Home PublicationsData Innovators 5 Q’s for Tanguy Touffut, CEO of Descartes Underwriting

5 Q’s for Tanguy Touffut, CEO of Descartes Underwriting

by Christophe Carugati
by
5Q descartes

The Center for Data Innovation spoke with Tanguy Touffut, CEO of Descartes Underwriting, a company headquartered in France using advanced data science to offer innovative insurance products internationally. Touffut discussed how the company is using innovative data sources to improve risk modeling and process claims faster.

The interview has been edited.

Christophe Carugati: How does your company use data science to underwrite insurance policies better?

Tanguy Touffut: Data science is at the core of our business model, and we use it throughout the entire insurance process. It helps us design innovative insurance products tailored to our broker and client needs. Data science is also key to a better assessment of risks and client vulnerabilities, enabling us to offer a fair and competitive price to our brokers and their clients. This has become paramount in the current market environment where companies are struggling to cut or contain costs. Data science can ensure quick claim payment as well. For instance, take the United States, where large corporations have to wait an average of 550 days to receive a claim payment, whereas we are used to processing a payout in almost real-time thanks to remote sensing technologies.

Carugati: How is the insurance industry adapting to the greater availability of data?

Touffut: The insurance industry is undergoing a paradigm shift. In the past, there was a clear advantage given to incumbents. Having proprietary data, sometimes spanning more than a century, was key to underwriting risks properly.

Today, external and publicly available data from satellites, the Internet of Things, or other remote sensors can provide accurate and reliable data points. This has removed the barrier to entry. We see that “tech” start-ups mastering artificial intelligence techniques can now price some perils better than well-established industry players, despite their historical data and massive resources.

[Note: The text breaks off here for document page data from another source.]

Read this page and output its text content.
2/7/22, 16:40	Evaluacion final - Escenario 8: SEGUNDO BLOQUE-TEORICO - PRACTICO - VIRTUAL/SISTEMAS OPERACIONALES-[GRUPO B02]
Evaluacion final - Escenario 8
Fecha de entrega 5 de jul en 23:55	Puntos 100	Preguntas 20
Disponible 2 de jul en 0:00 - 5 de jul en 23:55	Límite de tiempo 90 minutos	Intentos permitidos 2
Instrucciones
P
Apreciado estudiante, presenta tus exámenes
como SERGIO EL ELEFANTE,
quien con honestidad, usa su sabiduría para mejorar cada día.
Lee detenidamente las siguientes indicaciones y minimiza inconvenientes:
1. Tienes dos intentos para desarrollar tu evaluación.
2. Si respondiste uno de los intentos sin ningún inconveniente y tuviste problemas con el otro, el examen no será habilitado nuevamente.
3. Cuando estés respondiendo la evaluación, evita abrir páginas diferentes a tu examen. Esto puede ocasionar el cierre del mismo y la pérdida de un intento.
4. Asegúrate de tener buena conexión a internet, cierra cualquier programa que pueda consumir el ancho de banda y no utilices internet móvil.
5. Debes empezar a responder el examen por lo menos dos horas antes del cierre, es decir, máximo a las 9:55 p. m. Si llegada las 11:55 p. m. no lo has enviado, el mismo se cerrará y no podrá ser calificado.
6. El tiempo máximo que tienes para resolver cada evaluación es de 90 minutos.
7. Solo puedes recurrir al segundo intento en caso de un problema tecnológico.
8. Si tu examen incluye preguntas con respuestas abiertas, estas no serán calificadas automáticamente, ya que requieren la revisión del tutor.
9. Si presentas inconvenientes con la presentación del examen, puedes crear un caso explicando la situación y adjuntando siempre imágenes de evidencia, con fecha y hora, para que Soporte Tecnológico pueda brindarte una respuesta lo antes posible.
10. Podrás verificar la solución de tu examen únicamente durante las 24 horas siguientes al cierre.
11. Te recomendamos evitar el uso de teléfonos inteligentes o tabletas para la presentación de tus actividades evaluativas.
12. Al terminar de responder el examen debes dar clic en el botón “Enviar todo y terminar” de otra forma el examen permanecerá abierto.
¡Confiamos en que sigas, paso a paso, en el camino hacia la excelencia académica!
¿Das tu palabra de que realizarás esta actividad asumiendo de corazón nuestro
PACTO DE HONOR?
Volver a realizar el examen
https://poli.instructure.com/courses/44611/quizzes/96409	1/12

To give you an example, hail storms represent a large risk for many corporates, e.g., car manufacturers or renewable energy producers with solar farms. In the old world, the only way to price hail risk was by using hail maps based on local observations and insurers’ historical loss data. Today, we can develop and run powerful algorithms to significantly enrich and correct such maps, largely thanks to the analysis of specific satellite and sensor data. In other words, we track the overshooting tops of “cumulonimbus” clouds responsible for hailstorms, or we use local sensors to assess the size, number, and intensity of hailstones.

Carugati: What types of data are most useful for risk modeling?

Touffut: It depends on the perils you want to model—cyclone, flood, drought, earthquake, etc.—as there is a plethora of data. The growing availability of data coming from satellites, synthetic-aperture radars, weather stations, gauges, etc. are particularly useful for our approach of modeling underlying phenomenon directly.

If we take bushfires in Australia, as an example, using satellite imagery is a game-changer. The latest satellites can analyze very precisely the burned areas as well as the salvage ratio. With this data, the need to send loss adjusters on the ground becomes obsolete.

Carugati: What hurdles do you face to collecting and processing data in a timely fashion, and how do you overcome them?

Touffut: In most cases, we can collect and process data in real-time. For specific risks such as hurricanes in the United States, we may have to wait a bit to assess the wind speed in the most accurate manner. For example, U.S. reconnaissance aircraft may be flying into hurricanes and collecting valuable data that may slightly correct or better calibrate satellite data.

Of course, the potential incurred costs for some data sources remain a challenge. Plenty of valuable public data is available from the NASA, the ESA, or the JAXA, but there are also many private companies developing specific technologies to better capture specific pieces of information. For instance, if you use drones, the costs could be high, especially if you want to insure a large territory.

Carugati: What other data-related services are you offering?

Touffut: Claim handling is the moment of truth in the insurance industry. When required, we may provide services related to calculating the loss incurred. However, our key focus is to make insurance products fit for purpose: transparent, affordable, and providing quick claim payment when needed. We are not seeking to become a data provider nor to commercialize services not directly related to insurance products. Our potential market is already greater than $100 billion GWP (editor’s note: GWP, or gross written premium, is the total revenue from a contract expected to be received by an insurer before deductions for reinsurance or ceding commissions), and the challenge our products seek to address, climate risks and weather-related business interruption, is only growing with climate change.